Birth of a Transformer: A Memory Viewpoint
Alberto Bietti, Vivien Cabannes, Diane Bouchacourt, Herve Jegou, Leon Bottou
TL;DR
This work tackles how transformers balance global knowledge with in-context information by constructing a synthetic bigram task that separates persistent world knowledge from context-specific cues. Using a simplified two-layer transformer and an associative-memory perspective, the authors show global bigrams are learned quickly while an induction head emerges through top‑down gradient steps that tune key–query memories to capture in-context associations. Theoretical analyses link population gradients to memory formation and demonstrate how gradient updates can recover useful associations from noisy residual streams. Overall, the study provides a memory-centric lens on learning dynamics in transformers, with implications for optimization, data preprocessing, and mechanistic interpretability in language models.
Abstract
Large language models based on transformers have achieved great empirical successes.
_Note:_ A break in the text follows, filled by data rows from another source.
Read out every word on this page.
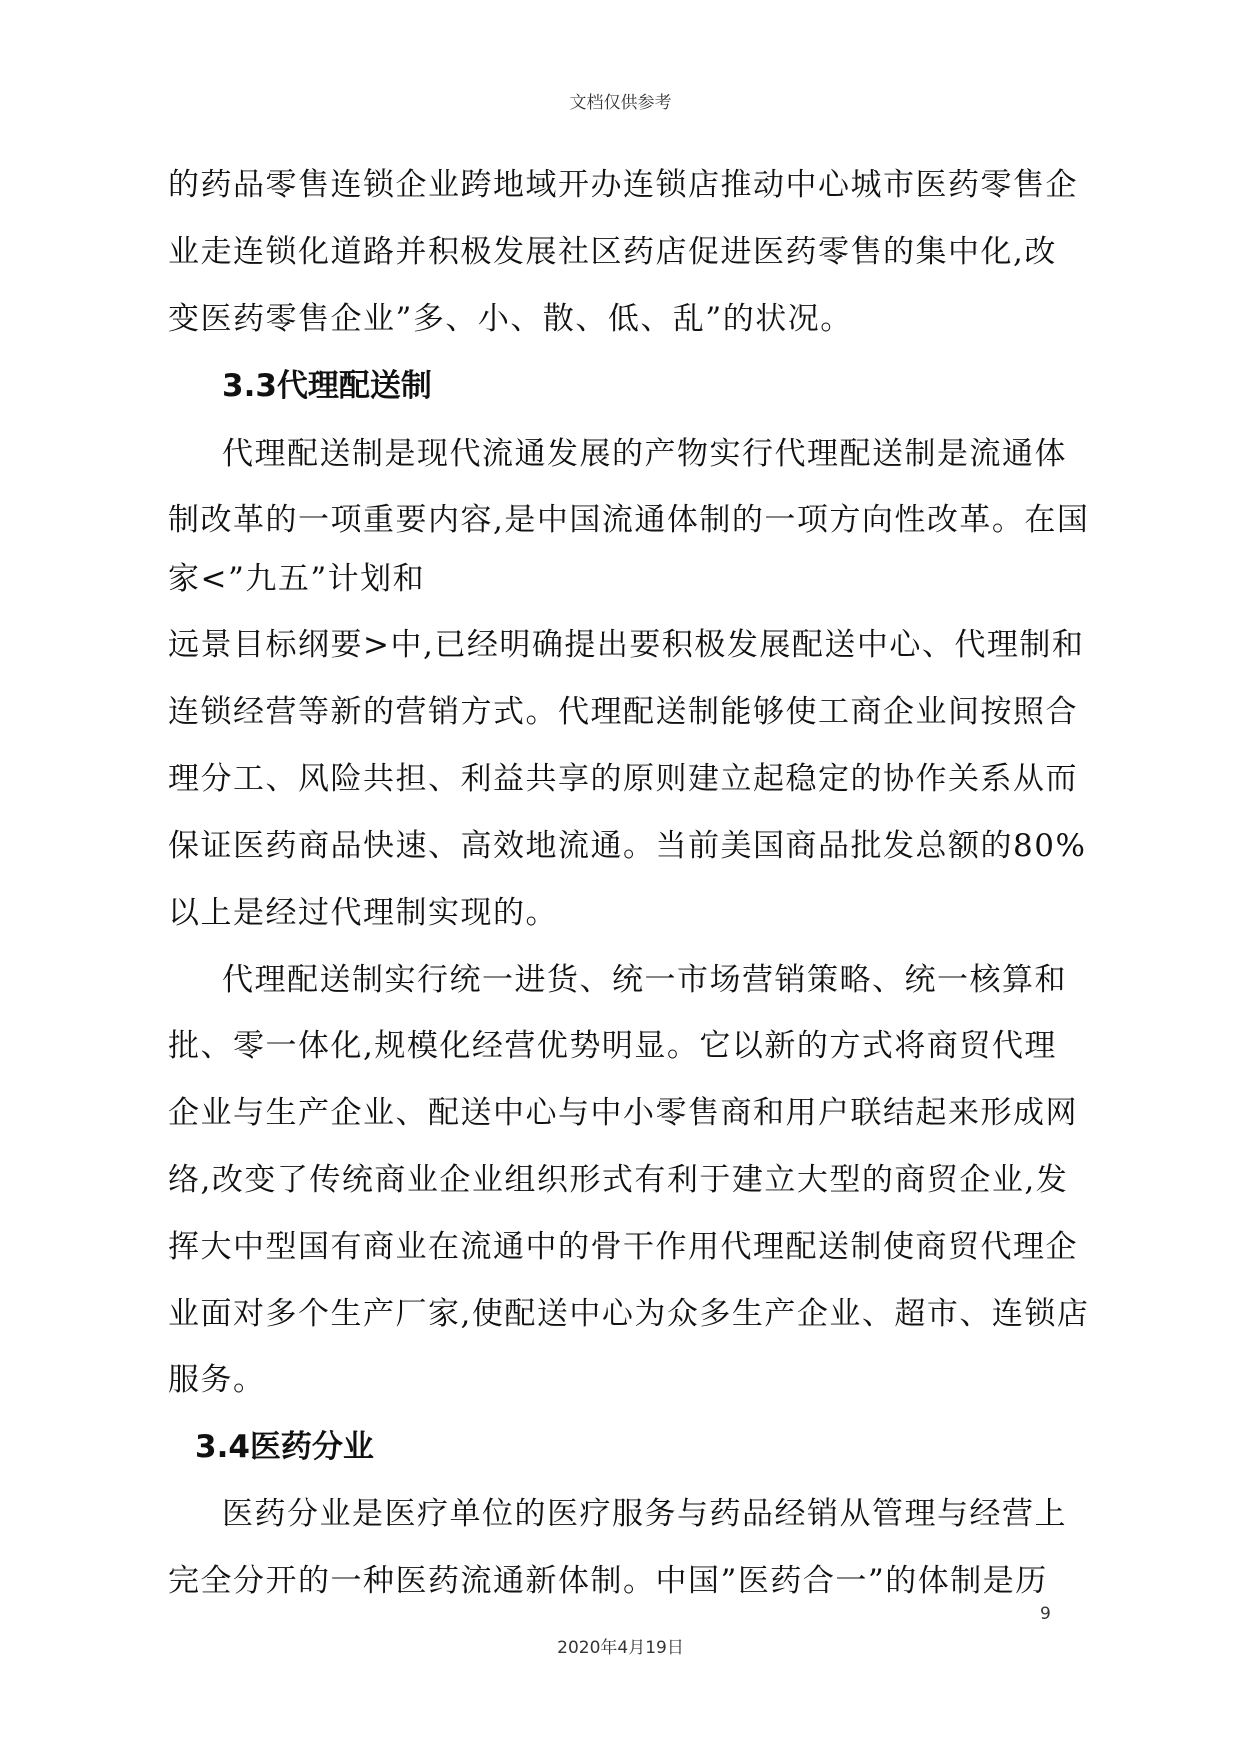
文档仅供参考
的药品零售连锁企业跨地域开办连锁店推动中心城市医药零售企
业走连锁化道路并积极发展社区药店促进医药零售的集中化,改
变医药零售企业”多、小、散、低、乱”的状况。
3.3代理配送制
代理配送制是现代流通发展的产物实行代理配送制是流通体
制改革的一项重要内容,是中国流通体制的一项方向性改革。在国
家<”九五”计划和
远景目标纲要>中,已经明确提出要积极发展配送中心、代理制和
连锁经营等新的营销方式。代理配送制能够使工商企业间按照合
理分工、风险共担、利益共享的原则建立起稳定的协作关系从而
保证医药商品快速、高效地流通。当前美国商品批发总额的80%
以上是经过代理制实现的。
代理配送制实行统一进货、统一市场营销策略、统一核算和
批、零一体化,规模化经营优势明显。它以新的方式将商贸代理
企业与生产企业、配送中心与中小零售商和用户联结起来形成网
络,改变了传统商业企业组织形式有利于建立大型的商贸企业,发
挥大中型国有商业在流通中的骨干作用代理配送制使商贸代理企
业面对多个生产厂家,使配送中心为众多生产企业、超市、连锁店
服务。
3.4医药分业
医药分业是医疗单位的医疗服务与药品经销从管理与经营上
完全分开的一种医药流通新体制。中国”医药合一”的体制是历
9
2020年4月19日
However, as they are deployed more widely, there is a growing need to better understand their internal mechanisms in order to make them more reliable. These models appear to store vast amounts of knowledge from their training data, and to adapt quickly to new information provided in their context or prompt. We study how transformers balance these two types of knowledge by considering a synthetic setup where tokens are generated from either global or context-specific bigram distributions. By a careful empirical analysis of the training process on a simplified two-layer transformer, we illustrate the fast learning of global bigrams and the slower development of an "induction head" mechanism for the in-context bigrams. We highlight the role of weight matrices as associative memories, provide theoretical insights on how gradients enable their learning during training, and study the role of data-distributional properties.